Though APAC remained supportive throughout, Ali's concepts were repeatedly denied by the Smithsonian's officials. One concept included The Red Chador respectfully inverting and reverting unpainted flags as a sign of distress, in another, The Red Chador did nothing except read passages from the Bible until she was exhausted. None passed muster.

"At that point I was like: 'now it' ridiculous, is it that they don't want The Red Chador?'" Ali said. "So the final idea was to test if The Red Chador herself could simply exist."

Thus Ali's fourth and final proposal consisted solely of The Red Chador standing silently upon a podium surrounded by American flags. The concept was approved on the condition that she sign a contract stating she would do nothing more than stand in silence, with the implication that any deviation would put jobs on the line.

2016-06-22-1466577940-5069620-IMG_3303.JPG (The view of Gregg Deal's work from across the floor.)

Though he did not comment on any specific element of the demands or decisions made by the Smithsonian, Gibbons maintained that everything that took place between the institution, Deal and Ali was all part of the normal curatorial process.

"There's a give and take between the curators of the show and the artists," he said. "It isn't censorship, it is a constant dialogue to ensure we get to the place where we can support the show as the Smithsonian and can support them as an artist. By signing the contract, it shows they've come to an agreement with us."

However, when people agree to sign a contract it doesn't mean that it is inherently fair or that the interest of one of the parties isn't unduly suppressed when the only other option is to relinquish an opportunity outright. As a public institution, the Smithsonian sets the terms: "agree to our demands or we remove your national platform."

While it's understandable that a national institution would not agree to showcase works which take a partisan stance or marginalize any group based upon race, gender, religion or orientation, its ethical integrity suffers when opaque committees filter down unexplained and seemingly arbitrary demands which police the voices of artists who are simply asking that their perspective be considered.

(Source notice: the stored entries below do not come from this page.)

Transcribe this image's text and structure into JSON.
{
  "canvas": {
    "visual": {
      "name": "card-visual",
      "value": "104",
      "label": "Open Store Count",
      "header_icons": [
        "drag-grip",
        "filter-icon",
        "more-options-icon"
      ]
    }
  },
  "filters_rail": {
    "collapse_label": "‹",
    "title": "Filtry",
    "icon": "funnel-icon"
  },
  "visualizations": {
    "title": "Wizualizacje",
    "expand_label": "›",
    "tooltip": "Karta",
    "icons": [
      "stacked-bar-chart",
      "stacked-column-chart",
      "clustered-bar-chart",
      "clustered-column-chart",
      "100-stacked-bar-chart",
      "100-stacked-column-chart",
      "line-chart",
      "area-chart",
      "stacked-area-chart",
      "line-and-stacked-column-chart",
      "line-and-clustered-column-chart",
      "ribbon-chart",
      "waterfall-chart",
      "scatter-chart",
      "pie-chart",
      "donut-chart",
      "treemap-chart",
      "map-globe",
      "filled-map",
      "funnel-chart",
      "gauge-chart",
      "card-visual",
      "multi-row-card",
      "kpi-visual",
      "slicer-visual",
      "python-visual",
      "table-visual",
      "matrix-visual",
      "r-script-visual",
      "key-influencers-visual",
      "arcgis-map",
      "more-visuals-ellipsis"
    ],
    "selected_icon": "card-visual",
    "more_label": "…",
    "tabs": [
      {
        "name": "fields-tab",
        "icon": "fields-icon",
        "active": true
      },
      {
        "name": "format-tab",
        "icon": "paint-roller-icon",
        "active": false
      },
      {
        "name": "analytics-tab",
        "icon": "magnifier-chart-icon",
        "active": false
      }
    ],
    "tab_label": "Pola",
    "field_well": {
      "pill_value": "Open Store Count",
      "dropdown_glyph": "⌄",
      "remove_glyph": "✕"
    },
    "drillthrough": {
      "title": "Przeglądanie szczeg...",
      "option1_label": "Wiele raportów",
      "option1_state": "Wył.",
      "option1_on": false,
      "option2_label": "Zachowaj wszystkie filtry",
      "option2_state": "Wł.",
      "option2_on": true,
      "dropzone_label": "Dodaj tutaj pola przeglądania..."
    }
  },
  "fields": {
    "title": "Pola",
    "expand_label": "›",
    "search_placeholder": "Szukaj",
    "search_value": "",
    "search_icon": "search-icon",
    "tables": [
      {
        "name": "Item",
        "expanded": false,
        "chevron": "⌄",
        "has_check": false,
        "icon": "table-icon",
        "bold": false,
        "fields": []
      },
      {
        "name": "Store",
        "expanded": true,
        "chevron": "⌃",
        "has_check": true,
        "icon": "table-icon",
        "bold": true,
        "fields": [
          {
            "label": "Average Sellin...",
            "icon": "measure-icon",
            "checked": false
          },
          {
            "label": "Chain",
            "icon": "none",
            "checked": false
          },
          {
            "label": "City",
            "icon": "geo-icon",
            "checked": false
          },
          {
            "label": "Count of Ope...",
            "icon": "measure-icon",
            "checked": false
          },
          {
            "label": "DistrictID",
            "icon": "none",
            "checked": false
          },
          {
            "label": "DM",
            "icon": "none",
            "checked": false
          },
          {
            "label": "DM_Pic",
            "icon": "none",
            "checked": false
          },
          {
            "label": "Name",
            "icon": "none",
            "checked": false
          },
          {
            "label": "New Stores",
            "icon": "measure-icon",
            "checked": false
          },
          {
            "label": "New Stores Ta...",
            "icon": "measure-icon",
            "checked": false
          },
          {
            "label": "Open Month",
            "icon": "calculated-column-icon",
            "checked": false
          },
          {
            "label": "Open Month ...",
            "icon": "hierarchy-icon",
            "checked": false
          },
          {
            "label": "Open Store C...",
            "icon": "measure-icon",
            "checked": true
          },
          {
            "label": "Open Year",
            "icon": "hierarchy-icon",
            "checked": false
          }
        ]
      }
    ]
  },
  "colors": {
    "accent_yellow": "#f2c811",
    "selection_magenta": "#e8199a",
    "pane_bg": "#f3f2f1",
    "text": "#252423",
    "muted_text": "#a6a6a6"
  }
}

They make no political demands; they do not threaten or insult others, they simply speak directly to the all-American experience of being a Muslim in a place where presidential candidates preach the gospel of Islamophobia or of being an Indigenous person in a country where sports teams use racial slurs as names and where history books never suggest genocide.

It is these voices that are among those Americans most need and deserve to hear. The curators at APAC understood this as did the thousands who came to witness Crosslines. Because of the effort of APAC and the positive response from the public, Ali and Deal were ultimately pleased with the outcome of their exhibits despite the limitations placed upon them, seeing the event as a jumping off point for something greater. They contend that a fair and equitable society is one which fearlessly engages in tough conversations with those long-silenced and challenges the notion that simply being a person of color, or a woman, or a Muslim, or a member of the LGBTQ community with experiences and opinions is somehow inherently threatening or invalid.

This insidious belief, apparently held by some in the upper echelons of the Smithsonian Institution, is the very embodiment of systemic prejudice and marginalization. I'd like to believe that we, as a nation, can do much better.